From early manhood he took an active interest in the public affairs of the state and nation and his services were in demand as a public speaker in almost every political campaign. In 1912 he was elected to the State Senate from the third district, composed of Appanoose and Davis counties, and was re-elected in the year 1916. He served with marked distinction in the State Senate, being a commanding figure and leader in the legislature, serving on important committees and exerting a great influence in shaping legislation at that time. His advice was invaluable and eagerly sought on all constitutional questions arising in the enacting of the laws of the state. He was never too busy to give attention to advice sought by the most humble client and no appeal for charity ever went unheeded. He rendered professional services on numerous occasions without reward or the hope of receiving any compensation therefor. He was interested in all public movements, and gave of his time and services in behalf of any such movements. To know him was to be his friend. He was tolerant of the opinions and views of others and believed that there was good in everyone. He was generous and unselfish to a marked degree and was beloved and respected by all. He died May 2, 1924.

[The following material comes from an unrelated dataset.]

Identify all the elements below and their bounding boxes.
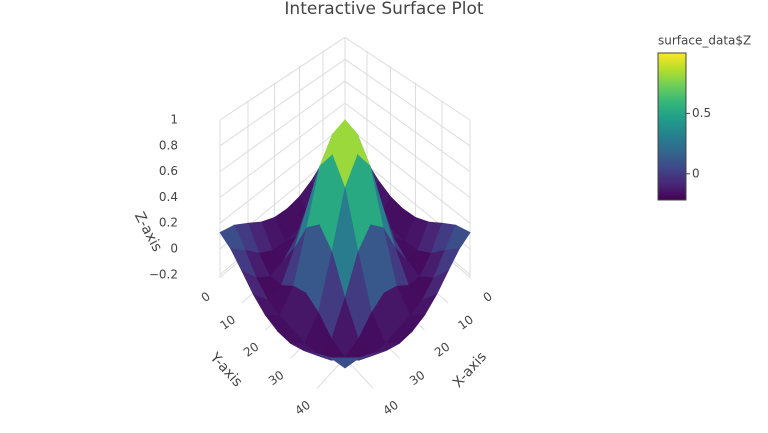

Now Therefore, Be It Resolved by the Senate of the Forty-first General Assembly of Iowa, that in the death of James M. Wilson the state and the community where he lived have suffered the loss of an influential and honorable citizen; and

Be It Further Resolved, That a copy of these resolutions be spread upon the Journal of the Senate and that the secretary be directed to send an engrossed copy thereof to the family of the deceased.